Paris to Nice in 2022, with a Col du Tourini summit finish and a Col d'Eze summit finish route to be determined.

Road
Paris to Nice in 2022, with a Col du Tourini summit finish and a Col d'Eze summit finish route to be determined.

The 2022 Paris-Nice will include a 14.9km mountain finish at the Col du Tourini, a 13.4km time trial in central France, and a final 115km mountain stage around Nice.

The route for the eight-day race was announced in Versailles near Mantes-la-Ville, where the "Race to the Sun" will begin on Sunday, March 6.

As per tradition, the race route will run south from the French capital, through Orleans, Montluçon, and the eastern end of the Massif Central, to Aubagne on the Mediterranean coast near Marseille.

The first three stages appear to favor sprinters and classicists, but the risk of crosswinds on the exposed roads of Beauce could shake up the overall standings, as it has in recent years.

The 13.4km time trial on stage 4 takes place between Domera and Montluçon, Julien Alaphilippe's birthplace.

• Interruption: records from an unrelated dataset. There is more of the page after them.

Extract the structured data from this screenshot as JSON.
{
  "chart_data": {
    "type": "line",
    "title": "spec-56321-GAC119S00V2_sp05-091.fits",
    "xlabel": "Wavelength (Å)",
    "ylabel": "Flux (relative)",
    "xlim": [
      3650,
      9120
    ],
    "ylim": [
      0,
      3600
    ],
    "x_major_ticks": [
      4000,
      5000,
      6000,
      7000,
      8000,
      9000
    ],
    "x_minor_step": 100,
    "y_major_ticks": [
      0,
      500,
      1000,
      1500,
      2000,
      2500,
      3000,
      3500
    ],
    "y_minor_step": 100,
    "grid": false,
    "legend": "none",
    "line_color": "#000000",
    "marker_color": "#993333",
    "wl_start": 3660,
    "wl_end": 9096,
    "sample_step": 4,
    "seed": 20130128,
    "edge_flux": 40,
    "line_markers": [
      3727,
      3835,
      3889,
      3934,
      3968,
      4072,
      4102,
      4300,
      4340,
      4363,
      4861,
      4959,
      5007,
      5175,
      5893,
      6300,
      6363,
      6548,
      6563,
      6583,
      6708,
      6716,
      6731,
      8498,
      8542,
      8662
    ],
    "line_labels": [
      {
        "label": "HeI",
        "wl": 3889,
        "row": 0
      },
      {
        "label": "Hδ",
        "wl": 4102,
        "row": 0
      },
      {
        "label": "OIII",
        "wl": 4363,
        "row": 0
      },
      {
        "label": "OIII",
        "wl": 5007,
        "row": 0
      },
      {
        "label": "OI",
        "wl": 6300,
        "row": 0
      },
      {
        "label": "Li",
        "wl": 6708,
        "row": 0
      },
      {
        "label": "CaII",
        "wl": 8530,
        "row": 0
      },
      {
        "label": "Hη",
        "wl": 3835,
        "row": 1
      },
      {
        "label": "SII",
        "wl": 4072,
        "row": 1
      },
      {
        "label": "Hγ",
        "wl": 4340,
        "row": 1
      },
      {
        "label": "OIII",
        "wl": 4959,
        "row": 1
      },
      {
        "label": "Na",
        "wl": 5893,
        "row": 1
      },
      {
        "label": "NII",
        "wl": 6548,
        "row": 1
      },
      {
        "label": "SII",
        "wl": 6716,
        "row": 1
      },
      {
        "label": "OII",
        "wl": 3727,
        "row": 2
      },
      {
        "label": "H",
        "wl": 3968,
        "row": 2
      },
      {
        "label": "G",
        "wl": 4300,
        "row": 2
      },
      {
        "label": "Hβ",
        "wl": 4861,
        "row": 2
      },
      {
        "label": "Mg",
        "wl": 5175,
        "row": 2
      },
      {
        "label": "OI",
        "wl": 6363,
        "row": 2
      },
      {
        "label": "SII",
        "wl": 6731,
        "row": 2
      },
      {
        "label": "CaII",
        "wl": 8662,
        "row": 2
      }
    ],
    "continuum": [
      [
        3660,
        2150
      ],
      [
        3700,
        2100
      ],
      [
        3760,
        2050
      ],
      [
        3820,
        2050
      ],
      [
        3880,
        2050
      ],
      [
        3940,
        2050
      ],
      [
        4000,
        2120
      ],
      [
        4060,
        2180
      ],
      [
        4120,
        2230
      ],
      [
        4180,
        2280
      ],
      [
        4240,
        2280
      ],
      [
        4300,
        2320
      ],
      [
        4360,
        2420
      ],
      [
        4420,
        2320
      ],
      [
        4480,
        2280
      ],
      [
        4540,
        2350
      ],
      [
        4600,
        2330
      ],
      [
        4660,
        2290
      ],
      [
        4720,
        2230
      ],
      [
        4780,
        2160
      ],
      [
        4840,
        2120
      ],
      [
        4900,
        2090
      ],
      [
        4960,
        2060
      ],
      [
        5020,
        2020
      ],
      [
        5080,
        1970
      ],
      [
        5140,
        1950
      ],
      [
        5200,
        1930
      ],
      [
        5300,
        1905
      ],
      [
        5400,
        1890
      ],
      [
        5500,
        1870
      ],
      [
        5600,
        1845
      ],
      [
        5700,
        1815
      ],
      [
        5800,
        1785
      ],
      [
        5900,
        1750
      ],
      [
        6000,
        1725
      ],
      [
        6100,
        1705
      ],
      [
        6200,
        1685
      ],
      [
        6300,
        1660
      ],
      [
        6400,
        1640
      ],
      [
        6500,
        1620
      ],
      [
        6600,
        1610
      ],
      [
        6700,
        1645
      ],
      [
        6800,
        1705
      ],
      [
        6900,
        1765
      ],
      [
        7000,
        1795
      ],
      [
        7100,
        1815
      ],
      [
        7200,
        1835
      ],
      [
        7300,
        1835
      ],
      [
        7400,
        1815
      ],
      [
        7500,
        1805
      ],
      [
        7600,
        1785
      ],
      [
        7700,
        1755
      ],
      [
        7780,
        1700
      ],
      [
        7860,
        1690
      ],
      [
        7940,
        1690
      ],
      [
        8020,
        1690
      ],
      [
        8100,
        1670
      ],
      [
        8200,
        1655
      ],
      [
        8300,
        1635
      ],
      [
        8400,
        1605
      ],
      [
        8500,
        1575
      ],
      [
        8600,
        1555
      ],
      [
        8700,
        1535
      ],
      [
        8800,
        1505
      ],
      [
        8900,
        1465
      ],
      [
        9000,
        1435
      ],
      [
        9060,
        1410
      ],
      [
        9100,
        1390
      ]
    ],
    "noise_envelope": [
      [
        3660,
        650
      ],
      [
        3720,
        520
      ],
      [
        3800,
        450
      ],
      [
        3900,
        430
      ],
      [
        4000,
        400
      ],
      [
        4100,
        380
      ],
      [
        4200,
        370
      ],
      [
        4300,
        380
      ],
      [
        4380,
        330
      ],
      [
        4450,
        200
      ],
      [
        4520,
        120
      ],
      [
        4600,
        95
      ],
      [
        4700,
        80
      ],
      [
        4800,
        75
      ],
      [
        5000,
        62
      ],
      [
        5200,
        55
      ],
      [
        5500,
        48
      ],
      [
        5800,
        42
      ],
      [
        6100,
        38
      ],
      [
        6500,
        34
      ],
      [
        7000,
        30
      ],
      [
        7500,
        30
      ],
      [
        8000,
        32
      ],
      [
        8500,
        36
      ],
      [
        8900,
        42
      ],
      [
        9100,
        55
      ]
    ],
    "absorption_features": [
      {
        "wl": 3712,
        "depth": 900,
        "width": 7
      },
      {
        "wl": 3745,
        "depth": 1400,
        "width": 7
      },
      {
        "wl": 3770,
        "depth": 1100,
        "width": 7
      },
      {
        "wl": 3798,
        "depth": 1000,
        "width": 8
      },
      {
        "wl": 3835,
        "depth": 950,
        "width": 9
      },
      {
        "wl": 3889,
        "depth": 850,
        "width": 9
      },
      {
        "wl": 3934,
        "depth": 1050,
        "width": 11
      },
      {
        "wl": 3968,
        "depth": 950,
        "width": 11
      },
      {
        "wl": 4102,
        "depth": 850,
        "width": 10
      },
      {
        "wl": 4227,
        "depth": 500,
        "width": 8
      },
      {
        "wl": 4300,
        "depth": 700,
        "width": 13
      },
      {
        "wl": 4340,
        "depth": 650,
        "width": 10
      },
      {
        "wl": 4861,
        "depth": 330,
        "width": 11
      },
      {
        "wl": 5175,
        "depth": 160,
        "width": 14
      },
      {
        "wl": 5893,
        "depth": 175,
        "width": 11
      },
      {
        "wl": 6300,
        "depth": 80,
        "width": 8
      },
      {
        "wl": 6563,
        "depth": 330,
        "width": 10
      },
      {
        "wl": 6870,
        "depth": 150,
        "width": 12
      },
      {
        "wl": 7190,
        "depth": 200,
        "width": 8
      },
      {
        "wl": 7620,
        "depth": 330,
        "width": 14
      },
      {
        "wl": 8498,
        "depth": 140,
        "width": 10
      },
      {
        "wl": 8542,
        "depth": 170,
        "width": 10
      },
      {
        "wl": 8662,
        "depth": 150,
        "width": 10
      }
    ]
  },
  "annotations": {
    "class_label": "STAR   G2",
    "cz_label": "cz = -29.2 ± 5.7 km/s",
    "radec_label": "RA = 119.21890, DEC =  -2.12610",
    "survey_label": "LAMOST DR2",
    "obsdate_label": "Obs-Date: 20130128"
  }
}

Undulating country roads will be followed by a steep 700-meter climb to the finish line.

The 188.8-km fifth stage from Saint-Just-Saint-Lambert to Saint-Sauveur-de-Montagut near Saint-Etienne is a series of small climbs, as is the long distance to the coast between Courtezon and Aubagne in the sixth stage.

Stage 7, from Nice to the Col de Tourigny, is shorter at 155.4 km, but heads deeper into the Alpes-Maritimes department.

The climb to the finish is 14.9 km long with a gradient of 7.3%. The stage is well known to riders in the south of France, where Dani Martinez won the 2019 Paris-Nice race and Egan Bernal took the overall win. This was Bernal's first stage race win in Europe; he won the Tour de France a few months later.

The final stage should return to the Promenade des Anglais after two years of COVID-19 chaos; the 115-km stage has six mountain categories, plus the Côte de Berre-les-Alpes.

The Col d'Eze, once the last time trial and hilltop finish, is now the last chance to attack and shake up the overall standings.

In 2021, Maximilian Schachmann won Paris-Nice for the second year in a row after Primos Roglic crashed on the final hilly stage and lost three minutes.

Race organizer ASO decided to automatically invite Alpecin Phoenix and Arkea Samsic as professional teams in addition to the 18 WorldTour teams; B&B Hotels-KTM and Peter Sagan's TotalEnergies team received two wild cards.

François Lemarchand, Paris-Nice race director, told L'Equipe that Roglic and Bernal will return to Paris-Nice this year.

He was confident that Paris-Nice would be held despite the COVID-19 pandemic. The last two Paris-Nice races were affected by the pandemic and the final stage was shortened or changed to avoid the center of Nice.

"The pandemic is going to affect us for the third year in a row. If we have to hold Paris-Nice under the same conditions as last year, we will do so," said Le Marchand.